Until 2005, the station was the primary rapid transit link between Boston to the airport. As part of Big Dig environmental mitigation, the state was mandated to run Silver Line service to the airport terminals. Full-time service from South Station began on June 1, 2005. This SL1 service has replaced the transfer at Airport station for many travelers, although the station still sees substantial airport traffic.
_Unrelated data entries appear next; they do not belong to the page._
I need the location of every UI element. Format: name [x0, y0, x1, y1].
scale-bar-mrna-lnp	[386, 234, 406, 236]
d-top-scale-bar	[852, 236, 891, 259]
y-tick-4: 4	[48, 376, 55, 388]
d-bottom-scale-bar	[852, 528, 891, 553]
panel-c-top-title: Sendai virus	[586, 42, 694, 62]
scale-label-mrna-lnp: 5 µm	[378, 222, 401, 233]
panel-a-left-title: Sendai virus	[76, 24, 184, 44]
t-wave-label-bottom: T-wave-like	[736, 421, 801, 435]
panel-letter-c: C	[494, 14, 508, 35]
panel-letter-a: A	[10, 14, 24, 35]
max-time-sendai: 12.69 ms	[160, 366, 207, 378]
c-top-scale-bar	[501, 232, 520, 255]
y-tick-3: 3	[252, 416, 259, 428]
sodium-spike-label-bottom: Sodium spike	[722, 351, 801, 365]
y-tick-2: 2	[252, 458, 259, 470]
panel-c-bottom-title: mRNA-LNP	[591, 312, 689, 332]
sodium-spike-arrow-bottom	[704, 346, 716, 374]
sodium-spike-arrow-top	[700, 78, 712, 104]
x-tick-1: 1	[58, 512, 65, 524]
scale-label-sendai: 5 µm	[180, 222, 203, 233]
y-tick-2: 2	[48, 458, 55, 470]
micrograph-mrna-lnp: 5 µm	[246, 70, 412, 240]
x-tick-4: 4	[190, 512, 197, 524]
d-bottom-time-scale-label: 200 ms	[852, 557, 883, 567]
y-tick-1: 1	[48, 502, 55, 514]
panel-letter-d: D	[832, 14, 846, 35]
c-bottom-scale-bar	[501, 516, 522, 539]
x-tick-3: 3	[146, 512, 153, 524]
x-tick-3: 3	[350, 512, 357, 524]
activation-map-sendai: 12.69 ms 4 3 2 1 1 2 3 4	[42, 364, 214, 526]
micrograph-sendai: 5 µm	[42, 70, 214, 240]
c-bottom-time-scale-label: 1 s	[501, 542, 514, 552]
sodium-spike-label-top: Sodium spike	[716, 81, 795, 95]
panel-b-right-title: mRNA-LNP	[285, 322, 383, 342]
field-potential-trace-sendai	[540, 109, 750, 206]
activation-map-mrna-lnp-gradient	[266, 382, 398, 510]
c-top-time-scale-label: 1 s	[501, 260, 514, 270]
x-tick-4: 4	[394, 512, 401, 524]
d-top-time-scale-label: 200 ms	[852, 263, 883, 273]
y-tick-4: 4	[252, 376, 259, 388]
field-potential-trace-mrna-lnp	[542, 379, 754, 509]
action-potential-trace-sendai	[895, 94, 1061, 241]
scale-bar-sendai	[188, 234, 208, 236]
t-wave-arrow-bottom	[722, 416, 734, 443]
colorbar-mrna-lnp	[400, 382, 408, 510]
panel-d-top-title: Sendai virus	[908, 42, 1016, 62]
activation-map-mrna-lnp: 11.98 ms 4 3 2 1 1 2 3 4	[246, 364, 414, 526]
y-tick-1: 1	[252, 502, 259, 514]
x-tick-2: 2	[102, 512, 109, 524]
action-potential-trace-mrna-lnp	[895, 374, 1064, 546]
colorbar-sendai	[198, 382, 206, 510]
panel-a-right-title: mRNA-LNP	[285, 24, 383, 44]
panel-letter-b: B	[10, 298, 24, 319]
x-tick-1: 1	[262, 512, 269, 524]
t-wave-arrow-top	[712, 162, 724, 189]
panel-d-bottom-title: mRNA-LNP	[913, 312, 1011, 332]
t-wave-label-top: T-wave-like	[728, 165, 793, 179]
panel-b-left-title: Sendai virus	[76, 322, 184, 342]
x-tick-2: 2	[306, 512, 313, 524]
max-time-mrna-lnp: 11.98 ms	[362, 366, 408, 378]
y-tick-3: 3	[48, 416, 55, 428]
Airport station was a proposed stop on the Urban Ring Project. The Urban Ring was to be a circumferential bus rapid transit (BRT) line designed to connect the current radial MBTA rail lines, to reduce overcrowding in the downtown stations, but it was canceled in 2010. Under draft plans released in 2008, a new surface-level BRT platform was to be built on the north side of the existing busway. Although the full project was shelved due to the MBTA's financial difficulties, some corridor routes received more limited work, including a branch of the Silver Line to Chelsea. The new branch separates from the SL1 route before Logan Airport; it stops at Airport station at the previously proposed spot, then runs over a haul road and a new busway constructed on a former section of the Grand Junction Railroad. The SL3 service began on April 21, 2018.

=== Plans ===
In October 2015, Massport released plans for a major expansion of Terminal E which would include a pedestrian bridge directly to the station. With half a mile between the terminal and the station, the moving walkways for the connection would be among the longest in the world. In April 2018, Massport announced a $15 million study of a possible automated people mover system to connect the Airport Station with the four terminals, rental car center, and economy parking. It would replace the shuttle busses and serve instead of the proposed walkway. Implementation was estimated to cost $1 billion and take ten years.